Host-based Intrusion Detection System OSSEC

While on my co-op, I was tasked to deploy a HIDS on the servers in order to comply with the information security standard. The previous co-op student had started implementing OSSEC, which stands for Open Source Security. One of the major “selling points” was that it is freeware (GNU General Public License (version 3)). [1]

“OSSEC is a scalable, multi-platform, open source Host-based Intrusion Detection System (HIDS). It has a powerful correlation and analysis engine, integrating log analysis, file integrity checking, Windows registry monitoring, centralized policy enforcement, rootkit detection, real-time alerting and active response.” [1]

The server was relatively easy to set up (I wasn’t that comfortable with Ubuntu when I first started) and the OSSEC agent was very easy to install. First, you set up the server and create agents that have a hostname, and IP address, and an ID that you give them. Once you have the agents registered on the server, you extract the security key from the server and copy/paste from PuTTY into the OSSEC Windows agent window. After that it’s as simple as starting up the agent to begin protecting the server.

OSSEC saves daily log files in a compressed format on the server (.tar.gz if I remember correctly). These can get rather large, even when compressed, after a period of time. Luckily, our security standard only called for 3 months of record keeping.

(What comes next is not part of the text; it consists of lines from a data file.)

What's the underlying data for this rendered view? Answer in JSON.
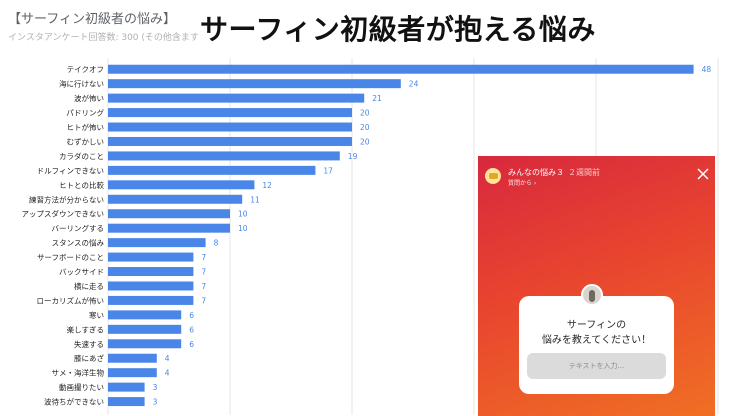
{
  "header": {
    "chart_title": "【サーフィン初級者の悩み】",
    "subtitle": "インスタアンケート回答数: 300 (その他含ます",
    "overlay_title": "サーフィン初級者が抱える悩み"
  },
  "story": {
    "name": "みんなの悩み３",
    "time": "２週間前",
    "from": "質問から ›",
    "question": "サーフィンの\n悩みを教えてください！",
    "answer_placeholder": "テキストを入力..."
  },
  "colors": {
    "bar": "#4a86e8",
    "value_label": "#4a86e8",
    "grid": "#e6e6e6",
    "axis_text": "#666666",
    "category_text": "#222222"
  },
  "chart_data": {
    "type": "bar",
    "orientation": "horizontal",
    "title": "【サーフィン初級者の悩み】",
    "categories": [
      "テイクオフ",
      "海に行けない",
      "波が怖い",
      "パドリング",
      "ヒトが怖い",
      "むずかしい",
      "カラダのこと",
      "ドルフィンできない",
      "ヒトとの比較",
      "練習方法が分からない",
      "アップスダウンできない",
      "バーリングする",
      "スタンスの悩み",
      "サーフボードのこと",
      "バックサイド",
      "横に走る",
      "ローカリズムが怖い",
      "寒い",
      "楽しすぎる",
      "失速する",
      "膝にあざ",
      "サメ・海洋生物",
      "動画撮りたい",
      "波待ちができない"
    ],
    "values": [
      48,
      24,
      21,
      20,
      20,
      20,
      19,
      17,
      12,
      11,
      10,
      10,
      8,
      7,
      7,
      7,
      7,
      6,
      6,
      6,
      4,
      4,
      3,
      3
    ],
    "xlim": [
      0,
      50
    ],
    "xticks": [
      0,
      10,
      20,
      30,
      40,
      50
    ],
    "grid": true,
    "data_labels": true
  }
}
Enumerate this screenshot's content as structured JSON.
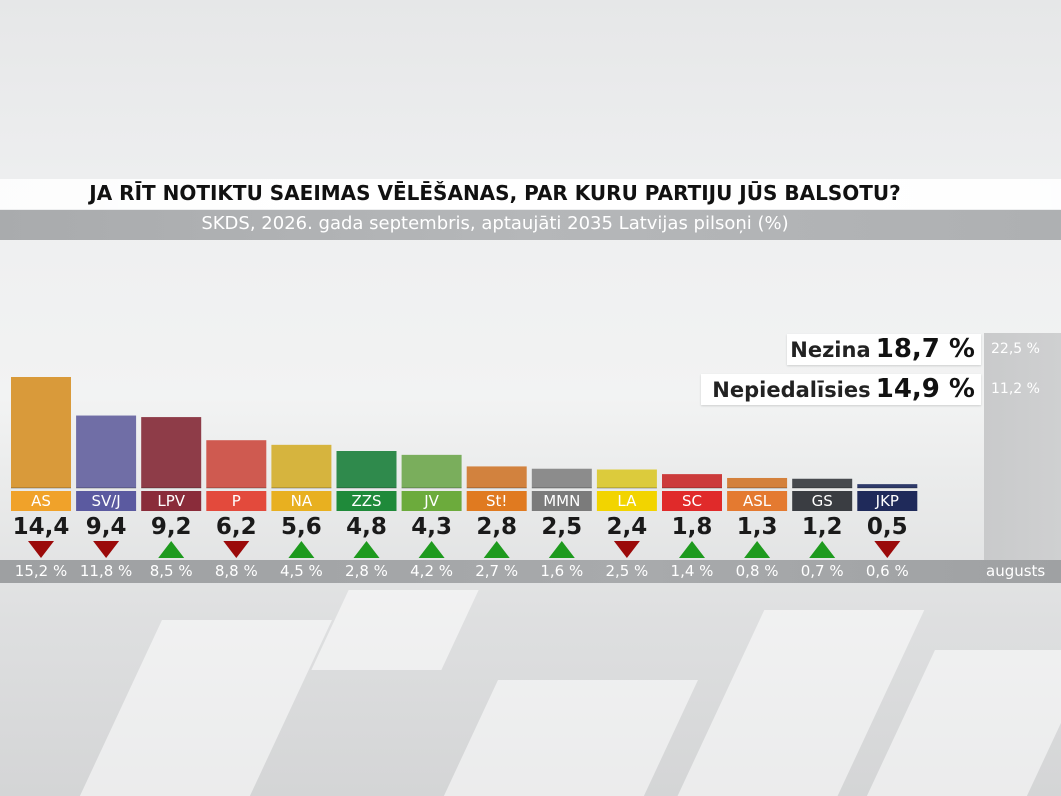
{
  "title": "JA RĪT NOTIKTU SAEIMAS VĒLĒŠANAS, PAR KURU PARTIJU JŪS BALSOTU?",
  "subtitle": "SKDS, 2026. gada septembris, aptaujāti 2035 Latvijas pilsoņi (%)",
  "previous_month_label": "augusts",
  "colors": {
    "up": "#1e9a1e",
    "down": "#9b0a0a"
  },
  "extras": [
    {
      "label": "Nezina",
      "value": "18,7 %",
      "previous": "22,5 %"
    },
    {
      "label": "Nepiedalīsies",
      "value": "14,9 %",
      "previous": "11,2 %"
    }
  ],
  "chart_data": {
    "type": "bar",
    "ylim": [
      0,
      16
    ],
    "parties": [
      {
        "name": "AS",
        "value": 14.4,
        "value_label": "14,4",
        "previous": "15,2 %",
        "trend": "down",
        "bar_color": "#d99a3a",
        "tag_color": "#f0a22a"
      },
      {
        "name": "SV/J",
        "value": 9.4,
        "value_label": "9,4",
        "previous": "11,8 %",
        "trend": "down",
        "bar_color": "#706ea6",
        "tag_color": "#5b5aa0"
      },
      {
        "name": "LPV",
        "value": 9.2,
        "value_label": "9,2",
        "previous": "8,5 %",
        "trend": "up",
        "bar_color": "#8e3c48",
        "tag_color": "#8a2c3a"
      },
      {
        "name": "P",
        "value": 6.2,
        "value_label": "6,2",
        "previous": "8,8 %",
        "trend": "down",
        "bar_color": "#cf5a50",
        "tag_color": "#e34a3c"
      },
      {
        "name": "NA",
        "value": 5.6,
        "value_label": "5,6",
        "previous": "4,5 %",
        "trend": "up",
        "bar_color": "#d6b43e",
        "tag_color": "#e8b020"
      },
      {
        "name": "ZZS",
        "value": 4.8,
        "value_label": "4,8",
        "previous": "2,8 %",
        "trend": "up",
        "bar_color": "#2f8a4c",
        "tag_color": "#1f8a3a"
      },
      {
        "name": "JV",
        "value": 4.3,
        "value_label": "4,3",
        "previous": "4,2 %",
        "trend": "up",
        "bar_color": "#7aae5c",
        "tag_color": "#6cab3c"
      },
      {
        "name": "St!",
        "value": 2.8,
        "value_label": "2,8",
        "previous": "2,7 %",
        "trend": "up",
        "bar_color": "#d2823e",
        "tag_color": "#e07a20"
      },
      {
        "name": "MMN",
        "value": 2.5,
        "value_label": "2,5",
        "previous": "1,6 %",
        "trend": "up",
        "bar_color": "#8c8c8c",
        "tag_color": "#7b7b7b"
      },
      {
        "name": "LA",
        "value": 2.4,
        "value_label": "2,4",
        "previous": "2,5 %",
        "trend": "down",
        "bar_color": "#dccb3c",
        "tag_color": "#f2d400"
      },
      {
        "name": "SC",
        "value": 1.8,
        "value_label": "1,8",
        "previous": "1,4 %",
        "trend": "up",
        "bar_color": "#cc3b3b",
        "tag_color": "#e02a2a"
      },
      {
        "name": "ASL",
        "value": 1.3,
        "value_label": "1,3",
        "previous": "0,8 %",
        "trend": "up",
        "bar_color": "#d4813c",
        "tag_color": "#e47a30"
      },
      {
        "name": "GS",
        "value": 1.2,
        "value_label": "1,2",
        "previous": "0,7 %",
        "trend": "up",
        "bar_color": "#474a4e",
        "tag_color": "#3a3d42"
      },
      {
        "name": "JKP",
        "value": 0.5,
        "value_label": "0,5",
        "previous": "0,6 %",
        "trend": "down",
        "bar_color": "#2f3a6a",
        "tag_color": "#1f2a5a"
      }
    ]
  }
}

The downside of this software is the huge number of false positives it generates. The way OSSEC rates threats is assigning a ‘level’ to the event that occurs between 0 and 15. Generally level 7 and below are harmless and levels 10 – 15 are what you want to be apprised of. Our standard however, required us to log EVERYTHING. This meant thousands of redundant WINDOWS AUDIT FAILURE events saved to the logs. There is a way to manually edit the configuration file to ignore certain event codes (like Windows Audit Failure) but again, we were required to log every single event.

It is very time consuming to read through the hundreds of pages of logs and look for threats, so I looked for log consolidation software that would help organize it better and make it more readable and I found Logwatch. Logwatch broke the logs up into sections and sent a daily email with its report. This was OK for a couple days but when I had all 8 servers reporting to the OSSEC server, the log sizes grew very large and the email server cut the attachment automatically.